İşçilik konusunda kendisini bir noktaya kadar geliştiren işçilerin kendilerine bir işletme açarak çalışmalarını sürdürdükleri görülmektedir. Bu nedenle sektör, küçük işletmeler halinde kalmaya devam etmektedir. Lületaşı sektöründe kobi kapsamında olmakla birlikte daha büyük ölçekli işletmelere gerek vardır Bir anlamda lületaşı sektöründe yer alan firmalar kendilerini birer sanayi kobi’si olarak düzenlemek zorundadır. Şu an var olan ölçekte kalarak ne lületaşının daha yüksek getiri elde etmesi mümkündür ne de sektörün sağlıklı olarak büyümesi…

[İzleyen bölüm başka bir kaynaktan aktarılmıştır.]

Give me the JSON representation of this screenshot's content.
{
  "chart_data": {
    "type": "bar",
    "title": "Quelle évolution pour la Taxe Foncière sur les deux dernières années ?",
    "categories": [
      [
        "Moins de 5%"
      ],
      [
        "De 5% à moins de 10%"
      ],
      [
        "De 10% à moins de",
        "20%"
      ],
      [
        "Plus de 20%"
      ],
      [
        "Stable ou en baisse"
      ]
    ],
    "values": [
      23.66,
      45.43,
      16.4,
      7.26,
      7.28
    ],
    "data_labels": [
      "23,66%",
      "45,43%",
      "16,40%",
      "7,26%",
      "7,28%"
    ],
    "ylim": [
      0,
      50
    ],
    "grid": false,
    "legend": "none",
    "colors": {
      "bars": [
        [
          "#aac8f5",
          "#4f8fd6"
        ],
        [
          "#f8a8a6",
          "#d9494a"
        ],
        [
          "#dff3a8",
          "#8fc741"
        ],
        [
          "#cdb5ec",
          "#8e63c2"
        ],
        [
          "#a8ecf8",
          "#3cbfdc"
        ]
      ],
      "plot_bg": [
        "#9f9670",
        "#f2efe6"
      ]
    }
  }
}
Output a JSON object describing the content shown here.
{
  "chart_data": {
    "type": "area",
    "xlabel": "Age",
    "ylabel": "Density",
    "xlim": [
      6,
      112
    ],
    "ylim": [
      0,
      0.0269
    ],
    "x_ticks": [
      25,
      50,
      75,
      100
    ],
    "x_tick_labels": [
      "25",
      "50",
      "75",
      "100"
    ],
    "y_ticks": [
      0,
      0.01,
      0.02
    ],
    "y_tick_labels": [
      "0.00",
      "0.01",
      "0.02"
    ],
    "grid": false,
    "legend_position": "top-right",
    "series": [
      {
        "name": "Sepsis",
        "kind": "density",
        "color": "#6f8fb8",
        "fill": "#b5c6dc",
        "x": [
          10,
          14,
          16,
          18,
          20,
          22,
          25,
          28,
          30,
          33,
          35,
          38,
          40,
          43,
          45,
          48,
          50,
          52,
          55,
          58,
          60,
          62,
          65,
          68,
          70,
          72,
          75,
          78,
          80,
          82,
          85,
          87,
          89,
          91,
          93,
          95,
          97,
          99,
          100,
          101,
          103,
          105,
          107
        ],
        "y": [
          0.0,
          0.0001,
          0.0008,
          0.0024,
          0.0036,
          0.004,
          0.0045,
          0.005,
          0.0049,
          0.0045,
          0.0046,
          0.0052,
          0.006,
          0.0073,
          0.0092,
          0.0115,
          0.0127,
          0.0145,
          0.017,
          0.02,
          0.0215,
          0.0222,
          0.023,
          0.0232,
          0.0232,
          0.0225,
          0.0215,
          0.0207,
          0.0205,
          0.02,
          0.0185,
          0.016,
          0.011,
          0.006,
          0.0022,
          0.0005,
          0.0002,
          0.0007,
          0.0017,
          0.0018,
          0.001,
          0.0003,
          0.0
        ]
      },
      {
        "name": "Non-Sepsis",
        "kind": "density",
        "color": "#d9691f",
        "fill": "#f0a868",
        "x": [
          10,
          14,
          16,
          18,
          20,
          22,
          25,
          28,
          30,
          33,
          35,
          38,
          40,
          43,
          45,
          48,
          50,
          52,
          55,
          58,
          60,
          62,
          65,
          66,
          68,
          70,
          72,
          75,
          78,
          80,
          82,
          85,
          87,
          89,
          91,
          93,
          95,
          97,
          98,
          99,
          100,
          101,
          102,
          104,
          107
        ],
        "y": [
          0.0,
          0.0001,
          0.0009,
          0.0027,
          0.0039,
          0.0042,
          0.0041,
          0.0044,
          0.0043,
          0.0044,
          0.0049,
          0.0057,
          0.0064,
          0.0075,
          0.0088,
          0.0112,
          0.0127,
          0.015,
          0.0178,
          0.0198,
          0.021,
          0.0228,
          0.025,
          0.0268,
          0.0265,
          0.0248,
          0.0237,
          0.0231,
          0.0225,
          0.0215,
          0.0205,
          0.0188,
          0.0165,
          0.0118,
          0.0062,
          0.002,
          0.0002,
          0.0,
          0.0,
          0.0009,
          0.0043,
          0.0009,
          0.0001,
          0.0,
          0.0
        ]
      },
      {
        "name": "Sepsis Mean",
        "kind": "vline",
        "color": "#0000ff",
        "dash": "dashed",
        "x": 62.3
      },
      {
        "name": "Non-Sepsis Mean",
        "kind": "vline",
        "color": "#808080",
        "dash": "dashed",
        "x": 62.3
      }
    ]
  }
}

Sektördeki küçük yapılanmaların birleşerek büyümeleri konusunda meslek odaları ve üniversitelerin katkılarıyla ciddi arayışlara ihtiyaç vardır. Sektörde çalışan firmalar genelde destekler, teşvikler, krediler, ihracat imkânları konusunda yeterli birikimde değildir. Yabancı dil konusunda ciddi eksiklikleri bulunmaktadır.
Sektörün bence en önemli problemleri arasında pazarlama konusundaki eksiklik ve zafiyet gelmektedir. Pazardaki tüketici talepleri ve yönelimleri iyi bilinmediğinden ürün çeşitlemesi ve yeni ürün karmalarının oluşması mümkün olmamaktadır. İç pazar son derece zayıftır. Takı konusunda ülkemizde önemli gelişmeler ve çeşitlenmeler olmasına karşın lületaşı ürünler, bu pazarın uzağında durmaktadır.
Lületaşı başta olmak üzere el sanatları ürünlerinin pazarlanmasında en etkin araçlardan birisi olan e-ticaret (Internet üzerinden satış), sektörde henüz yeterince yaygın değildir. Bu konuda sektörün desteğe ihtiyacı var.